I don’t ask this question because I’m eager to lecture patients or parents on the morality of owning guns, or the rights of individuals under the Second Amendment. I’m asking because I’m trying to prevent injury or death. The No. 3 killer of children age 10-14 is suicide; the fourth is homicide. The No. 2 killer of children age 15-19 is homicide; No. 3 is suicide.
I have been trained to ask parents if they have a gun in the home. If they do, I ask how it’s stored. I strongly recommend that they keep it unloaded, locked up, and that they store the bullets separately. I do this because guns are part of almost 85% of homicides and more than 45% of suicides in kids 5 to 19 years old. This doesn’t even account for injuries not resulting in death.
Yet recent laws have attempted to stop pediatricians from doing even this.
If you follow the “recent laws” link above, you will find an article written by a primary care physician, who explained that during his medical interviews with patients he often asks them personal questions, some involving alcohol and drugs and sex, as well as a question that the gun lobby in his state found offensive:
In June, Gov. Rick Scott signed a law barring Florida doctors from routinely asking patients if they own a gun. The law also authorizes patients to report doctors for “unnecessarily harassing” them about gun ownership and makes it illegal to routinely document firearm ownership information in a patient’s medical record. Other state legislatures have considered similar proposals, but Florida is the first to enact such a law.

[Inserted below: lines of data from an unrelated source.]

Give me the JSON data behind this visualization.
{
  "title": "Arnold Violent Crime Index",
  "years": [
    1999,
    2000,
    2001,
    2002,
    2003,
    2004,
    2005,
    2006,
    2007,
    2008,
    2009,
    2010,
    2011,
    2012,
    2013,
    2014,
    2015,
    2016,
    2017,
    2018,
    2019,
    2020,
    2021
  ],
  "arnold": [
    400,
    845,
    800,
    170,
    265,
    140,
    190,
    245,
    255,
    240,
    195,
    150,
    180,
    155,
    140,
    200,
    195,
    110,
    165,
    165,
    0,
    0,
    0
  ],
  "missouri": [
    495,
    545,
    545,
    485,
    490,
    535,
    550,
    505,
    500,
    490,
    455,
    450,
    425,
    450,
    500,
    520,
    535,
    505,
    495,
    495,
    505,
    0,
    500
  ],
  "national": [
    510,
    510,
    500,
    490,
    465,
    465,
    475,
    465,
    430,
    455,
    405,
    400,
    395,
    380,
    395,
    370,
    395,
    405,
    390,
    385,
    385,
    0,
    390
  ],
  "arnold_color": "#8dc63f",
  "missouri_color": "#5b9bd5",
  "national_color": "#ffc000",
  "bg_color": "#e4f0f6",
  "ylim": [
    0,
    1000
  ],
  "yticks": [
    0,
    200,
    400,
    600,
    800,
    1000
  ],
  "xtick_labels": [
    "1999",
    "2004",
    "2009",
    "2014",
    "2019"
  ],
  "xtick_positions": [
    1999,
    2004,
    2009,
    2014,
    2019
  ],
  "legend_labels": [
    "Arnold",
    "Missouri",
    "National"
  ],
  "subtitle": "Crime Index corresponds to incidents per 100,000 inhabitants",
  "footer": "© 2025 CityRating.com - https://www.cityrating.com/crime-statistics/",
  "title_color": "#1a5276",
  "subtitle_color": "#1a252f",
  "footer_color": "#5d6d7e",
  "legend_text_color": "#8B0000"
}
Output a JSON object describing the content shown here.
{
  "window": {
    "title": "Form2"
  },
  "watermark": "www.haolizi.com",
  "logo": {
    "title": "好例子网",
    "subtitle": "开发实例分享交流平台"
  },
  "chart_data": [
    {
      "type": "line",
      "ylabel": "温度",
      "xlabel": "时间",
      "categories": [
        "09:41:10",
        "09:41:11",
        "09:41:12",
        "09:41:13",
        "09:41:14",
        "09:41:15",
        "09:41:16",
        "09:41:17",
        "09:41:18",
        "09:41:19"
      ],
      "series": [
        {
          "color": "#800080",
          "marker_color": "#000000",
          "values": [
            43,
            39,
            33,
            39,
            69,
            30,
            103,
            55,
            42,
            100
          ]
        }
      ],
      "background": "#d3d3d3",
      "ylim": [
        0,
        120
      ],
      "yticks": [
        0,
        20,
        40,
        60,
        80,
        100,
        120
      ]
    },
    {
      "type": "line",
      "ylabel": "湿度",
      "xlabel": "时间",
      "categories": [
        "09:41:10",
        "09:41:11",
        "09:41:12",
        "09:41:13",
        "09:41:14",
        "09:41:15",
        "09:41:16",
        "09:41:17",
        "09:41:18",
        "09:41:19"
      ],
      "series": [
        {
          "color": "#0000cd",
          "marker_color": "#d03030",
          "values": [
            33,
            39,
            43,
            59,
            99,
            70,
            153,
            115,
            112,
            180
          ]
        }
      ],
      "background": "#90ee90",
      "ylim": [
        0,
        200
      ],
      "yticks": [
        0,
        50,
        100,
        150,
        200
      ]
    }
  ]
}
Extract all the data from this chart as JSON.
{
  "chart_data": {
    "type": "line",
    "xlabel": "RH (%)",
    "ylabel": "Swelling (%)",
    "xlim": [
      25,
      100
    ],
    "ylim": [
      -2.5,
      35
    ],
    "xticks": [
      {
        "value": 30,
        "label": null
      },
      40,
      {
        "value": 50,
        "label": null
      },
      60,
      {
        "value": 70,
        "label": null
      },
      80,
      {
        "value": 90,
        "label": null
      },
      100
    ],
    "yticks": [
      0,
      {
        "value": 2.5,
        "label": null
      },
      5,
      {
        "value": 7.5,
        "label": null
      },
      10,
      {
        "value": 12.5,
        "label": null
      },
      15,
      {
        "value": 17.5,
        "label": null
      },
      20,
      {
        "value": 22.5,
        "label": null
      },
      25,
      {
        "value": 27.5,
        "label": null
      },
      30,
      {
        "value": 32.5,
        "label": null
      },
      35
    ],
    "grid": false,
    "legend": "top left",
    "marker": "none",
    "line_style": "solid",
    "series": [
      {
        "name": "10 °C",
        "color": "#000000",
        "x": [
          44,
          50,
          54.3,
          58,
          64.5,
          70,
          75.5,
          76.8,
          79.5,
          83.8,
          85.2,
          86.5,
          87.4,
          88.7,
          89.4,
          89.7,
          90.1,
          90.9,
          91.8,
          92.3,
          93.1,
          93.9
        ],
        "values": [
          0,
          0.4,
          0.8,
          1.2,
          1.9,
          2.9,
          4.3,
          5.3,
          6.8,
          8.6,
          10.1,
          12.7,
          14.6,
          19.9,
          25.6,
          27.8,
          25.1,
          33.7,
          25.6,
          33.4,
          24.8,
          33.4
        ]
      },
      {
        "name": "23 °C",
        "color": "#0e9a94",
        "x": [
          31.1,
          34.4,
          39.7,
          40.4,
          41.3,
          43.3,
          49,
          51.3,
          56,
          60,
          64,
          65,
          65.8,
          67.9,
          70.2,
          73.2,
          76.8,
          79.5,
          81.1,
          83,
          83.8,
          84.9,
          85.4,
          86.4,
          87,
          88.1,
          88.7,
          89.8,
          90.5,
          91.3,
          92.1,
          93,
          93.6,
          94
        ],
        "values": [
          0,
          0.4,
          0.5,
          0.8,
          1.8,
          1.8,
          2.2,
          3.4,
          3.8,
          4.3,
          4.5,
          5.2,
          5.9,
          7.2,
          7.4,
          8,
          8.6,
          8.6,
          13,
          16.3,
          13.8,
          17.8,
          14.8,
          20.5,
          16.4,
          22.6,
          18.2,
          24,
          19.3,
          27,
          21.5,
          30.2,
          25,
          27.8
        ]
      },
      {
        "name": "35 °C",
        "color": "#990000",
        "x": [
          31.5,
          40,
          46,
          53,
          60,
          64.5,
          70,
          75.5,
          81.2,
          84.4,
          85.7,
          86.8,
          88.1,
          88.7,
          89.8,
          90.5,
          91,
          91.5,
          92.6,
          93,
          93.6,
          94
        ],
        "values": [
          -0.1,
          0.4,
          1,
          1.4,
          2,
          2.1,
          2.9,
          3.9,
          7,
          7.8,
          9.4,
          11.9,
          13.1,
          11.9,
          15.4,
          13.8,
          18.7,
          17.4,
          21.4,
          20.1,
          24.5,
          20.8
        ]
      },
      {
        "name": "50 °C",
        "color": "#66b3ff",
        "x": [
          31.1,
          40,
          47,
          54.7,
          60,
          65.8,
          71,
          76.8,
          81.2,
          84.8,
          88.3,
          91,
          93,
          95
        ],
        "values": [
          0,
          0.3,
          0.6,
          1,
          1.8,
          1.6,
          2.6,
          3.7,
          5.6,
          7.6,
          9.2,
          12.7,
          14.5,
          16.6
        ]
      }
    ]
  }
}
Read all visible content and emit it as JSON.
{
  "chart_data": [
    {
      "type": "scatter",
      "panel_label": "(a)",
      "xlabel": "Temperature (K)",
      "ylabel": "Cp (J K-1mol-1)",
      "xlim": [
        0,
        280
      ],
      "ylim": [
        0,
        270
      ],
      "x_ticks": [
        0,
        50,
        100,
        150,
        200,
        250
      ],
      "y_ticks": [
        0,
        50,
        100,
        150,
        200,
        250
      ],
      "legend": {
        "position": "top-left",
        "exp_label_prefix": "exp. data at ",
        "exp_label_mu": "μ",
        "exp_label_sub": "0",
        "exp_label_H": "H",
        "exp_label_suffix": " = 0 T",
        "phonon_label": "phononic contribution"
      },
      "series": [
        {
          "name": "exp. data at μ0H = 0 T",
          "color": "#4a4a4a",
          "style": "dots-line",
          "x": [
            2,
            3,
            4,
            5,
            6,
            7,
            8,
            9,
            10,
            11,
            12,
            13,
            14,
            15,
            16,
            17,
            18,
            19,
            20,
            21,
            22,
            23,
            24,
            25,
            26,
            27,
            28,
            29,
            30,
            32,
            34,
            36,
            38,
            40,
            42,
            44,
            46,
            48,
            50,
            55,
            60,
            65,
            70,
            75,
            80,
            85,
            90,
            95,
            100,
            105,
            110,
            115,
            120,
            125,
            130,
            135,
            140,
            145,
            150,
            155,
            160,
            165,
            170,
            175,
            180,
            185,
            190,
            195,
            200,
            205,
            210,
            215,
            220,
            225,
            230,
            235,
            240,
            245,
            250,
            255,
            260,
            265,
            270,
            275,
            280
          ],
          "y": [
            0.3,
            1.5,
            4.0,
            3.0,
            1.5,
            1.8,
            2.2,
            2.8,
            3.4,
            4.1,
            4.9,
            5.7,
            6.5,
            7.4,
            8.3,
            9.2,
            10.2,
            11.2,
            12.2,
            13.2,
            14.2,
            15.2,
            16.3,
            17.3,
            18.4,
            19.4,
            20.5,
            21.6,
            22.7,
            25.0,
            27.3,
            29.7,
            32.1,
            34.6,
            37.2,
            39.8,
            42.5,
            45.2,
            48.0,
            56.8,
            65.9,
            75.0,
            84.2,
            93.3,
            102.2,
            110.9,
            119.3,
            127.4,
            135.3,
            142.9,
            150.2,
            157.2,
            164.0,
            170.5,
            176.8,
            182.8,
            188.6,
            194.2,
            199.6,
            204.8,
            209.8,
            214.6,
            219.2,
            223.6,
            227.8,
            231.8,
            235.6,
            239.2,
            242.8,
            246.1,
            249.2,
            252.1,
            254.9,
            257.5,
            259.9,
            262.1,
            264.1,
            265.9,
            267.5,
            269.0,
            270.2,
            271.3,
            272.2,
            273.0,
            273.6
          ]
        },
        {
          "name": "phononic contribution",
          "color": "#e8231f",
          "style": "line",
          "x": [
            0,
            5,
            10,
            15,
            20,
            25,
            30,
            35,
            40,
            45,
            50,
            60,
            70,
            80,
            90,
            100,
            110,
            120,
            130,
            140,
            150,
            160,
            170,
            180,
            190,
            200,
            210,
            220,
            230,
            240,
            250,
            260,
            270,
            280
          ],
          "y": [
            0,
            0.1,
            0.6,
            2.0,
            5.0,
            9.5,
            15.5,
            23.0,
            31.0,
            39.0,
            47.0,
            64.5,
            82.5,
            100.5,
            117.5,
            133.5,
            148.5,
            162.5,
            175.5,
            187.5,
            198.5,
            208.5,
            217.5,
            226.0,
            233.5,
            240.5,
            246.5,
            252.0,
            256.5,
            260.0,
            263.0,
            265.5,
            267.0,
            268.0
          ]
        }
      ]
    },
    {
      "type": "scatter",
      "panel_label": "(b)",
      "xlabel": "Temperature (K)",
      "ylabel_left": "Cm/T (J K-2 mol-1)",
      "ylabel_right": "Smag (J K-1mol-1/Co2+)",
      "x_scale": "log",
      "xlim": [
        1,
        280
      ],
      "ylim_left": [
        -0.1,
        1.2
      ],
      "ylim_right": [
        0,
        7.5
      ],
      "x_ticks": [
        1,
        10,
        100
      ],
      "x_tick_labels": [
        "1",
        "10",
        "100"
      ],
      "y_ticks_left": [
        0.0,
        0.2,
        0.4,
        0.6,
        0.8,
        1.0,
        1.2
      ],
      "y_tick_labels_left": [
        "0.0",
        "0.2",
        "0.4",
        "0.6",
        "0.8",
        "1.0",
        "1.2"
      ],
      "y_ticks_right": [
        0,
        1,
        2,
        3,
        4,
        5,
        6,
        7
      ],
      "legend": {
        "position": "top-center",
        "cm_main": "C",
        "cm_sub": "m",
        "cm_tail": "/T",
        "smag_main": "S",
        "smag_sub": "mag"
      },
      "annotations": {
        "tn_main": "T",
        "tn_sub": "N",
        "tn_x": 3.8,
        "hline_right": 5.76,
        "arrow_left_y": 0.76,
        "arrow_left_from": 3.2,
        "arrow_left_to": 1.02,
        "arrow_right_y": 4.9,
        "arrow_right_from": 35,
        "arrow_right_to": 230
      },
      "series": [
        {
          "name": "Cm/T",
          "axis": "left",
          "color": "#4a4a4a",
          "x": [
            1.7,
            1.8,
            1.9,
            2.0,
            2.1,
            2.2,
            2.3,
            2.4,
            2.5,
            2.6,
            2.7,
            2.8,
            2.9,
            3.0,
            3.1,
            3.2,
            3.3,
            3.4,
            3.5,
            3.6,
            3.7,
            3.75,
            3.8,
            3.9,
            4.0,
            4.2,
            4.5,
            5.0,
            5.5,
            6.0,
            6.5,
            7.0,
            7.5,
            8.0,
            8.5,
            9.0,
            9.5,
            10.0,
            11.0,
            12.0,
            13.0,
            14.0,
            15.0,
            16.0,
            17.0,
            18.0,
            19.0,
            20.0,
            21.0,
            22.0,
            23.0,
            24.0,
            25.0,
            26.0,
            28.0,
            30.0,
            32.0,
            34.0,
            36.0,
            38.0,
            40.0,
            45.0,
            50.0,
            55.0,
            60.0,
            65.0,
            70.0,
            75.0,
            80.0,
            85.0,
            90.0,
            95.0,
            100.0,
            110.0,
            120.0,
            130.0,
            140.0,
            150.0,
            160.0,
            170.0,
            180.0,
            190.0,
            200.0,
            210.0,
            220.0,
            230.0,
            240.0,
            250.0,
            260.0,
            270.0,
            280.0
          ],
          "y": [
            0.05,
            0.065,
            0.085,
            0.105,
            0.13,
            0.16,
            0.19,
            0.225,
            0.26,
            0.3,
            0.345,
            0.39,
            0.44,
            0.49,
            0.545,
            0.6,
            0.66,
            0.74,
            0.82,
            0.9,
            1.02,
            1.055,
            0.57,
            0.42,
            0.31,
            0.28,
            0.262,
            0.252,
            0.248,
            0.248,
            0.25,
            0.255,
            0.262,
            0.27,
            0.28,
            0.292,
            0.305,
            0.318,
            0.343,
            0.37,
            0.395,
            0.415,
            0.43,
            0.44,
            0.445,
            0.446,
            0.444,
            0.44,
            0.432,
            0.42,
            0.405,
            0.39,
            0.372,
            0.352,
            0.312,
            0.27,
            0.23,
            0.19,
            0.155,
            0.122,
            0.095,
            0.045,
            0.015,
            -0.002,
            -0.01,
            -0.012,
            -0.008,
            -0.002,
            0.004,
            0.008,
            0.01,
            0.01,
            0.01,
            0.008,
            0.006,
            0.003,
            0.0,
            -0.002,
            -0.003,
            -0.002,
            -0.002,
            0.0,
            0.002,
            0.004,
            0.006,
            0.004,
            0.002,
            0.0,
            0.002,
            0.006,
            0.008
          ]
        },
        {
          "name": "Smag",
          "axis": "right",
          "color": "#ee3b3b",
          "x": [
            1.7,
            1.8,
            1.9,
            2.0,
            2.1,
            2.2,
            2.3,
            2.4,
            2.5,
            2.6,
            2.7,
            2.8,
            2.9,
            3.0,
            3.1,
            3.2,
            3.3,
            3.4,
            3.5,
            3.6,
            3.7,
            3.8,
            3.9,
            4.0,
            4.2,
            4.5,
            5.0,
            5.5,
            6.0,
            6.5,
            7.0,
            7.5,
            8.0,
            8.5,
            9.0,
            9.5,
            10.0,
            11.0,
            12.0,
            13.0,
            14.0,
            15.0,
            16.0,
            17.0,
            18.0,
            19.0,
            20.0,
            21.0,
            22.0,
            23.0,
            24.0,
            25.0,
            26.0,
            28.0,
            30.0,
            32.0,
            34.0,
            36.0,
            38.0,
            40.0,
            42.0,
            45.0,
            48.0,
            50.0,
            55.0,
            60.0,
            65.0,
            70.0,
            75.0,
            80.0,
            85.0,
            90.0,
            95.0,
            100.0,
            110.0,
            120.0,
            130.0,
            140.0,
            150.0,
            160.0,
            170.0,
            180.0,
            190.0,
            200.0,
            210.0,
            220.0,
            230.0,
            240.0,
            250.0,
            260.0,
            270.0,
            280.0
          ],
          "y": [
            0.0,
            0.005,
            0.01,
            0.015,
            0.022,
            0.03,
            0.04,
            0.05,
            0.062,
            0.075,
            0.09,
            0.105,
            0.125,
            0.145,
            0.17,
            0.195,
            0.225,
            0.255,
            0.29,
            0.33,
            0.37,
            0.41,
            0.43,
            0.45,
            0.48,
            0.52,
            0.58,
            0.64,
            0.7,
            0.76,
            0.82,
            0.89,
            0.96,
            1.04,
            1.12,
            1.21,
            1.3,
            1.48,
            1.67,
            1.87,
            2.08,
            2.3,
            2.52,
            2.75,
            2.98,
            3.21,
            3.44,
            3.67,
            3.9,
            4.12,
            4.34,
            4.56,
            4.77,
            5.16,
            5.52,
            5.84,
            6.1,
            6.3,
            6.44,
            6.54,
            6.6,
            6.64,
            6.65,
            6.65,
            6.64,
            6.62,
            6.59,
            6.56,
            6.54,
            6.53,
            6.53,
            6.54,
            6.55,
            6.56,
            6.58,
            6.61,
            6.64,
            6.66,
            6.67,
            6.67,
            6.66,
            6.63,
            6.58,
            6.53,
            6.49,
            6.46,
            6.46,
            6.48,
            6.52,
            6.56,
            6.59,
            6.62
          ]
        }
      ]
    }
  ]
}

Now you can begin to see what damage the gun lobby in America is doing to the country, besides ensuring that millions of dangerous weapons are rather easily available to anyone who wants one. If we can’t even tolerate physicians asking their patients relevant questions about a potentially dangerous situation, especially one involving children, then we are a long, long way from solving the social problem of mass killings by sick people.
And calling those sick people or their acts “evil” will not help us progress toward any practical solution. And as much as I am tempted to label as evil the National Rifle Association and other groups of gun zealots, I know that doing so will accomplish nothing in terms of defeating them in the political arena.
We, those of us who believe that the NRA and other related organizations represent an eighteenth-century philosophy that is unacceptable here in the twenty-first, must stop letting them rule the day and have their way. We can’t call ourselves an advanced civilization when we still use Iron Age terms like “evil” to describe behavior that we have dramatically failed to address.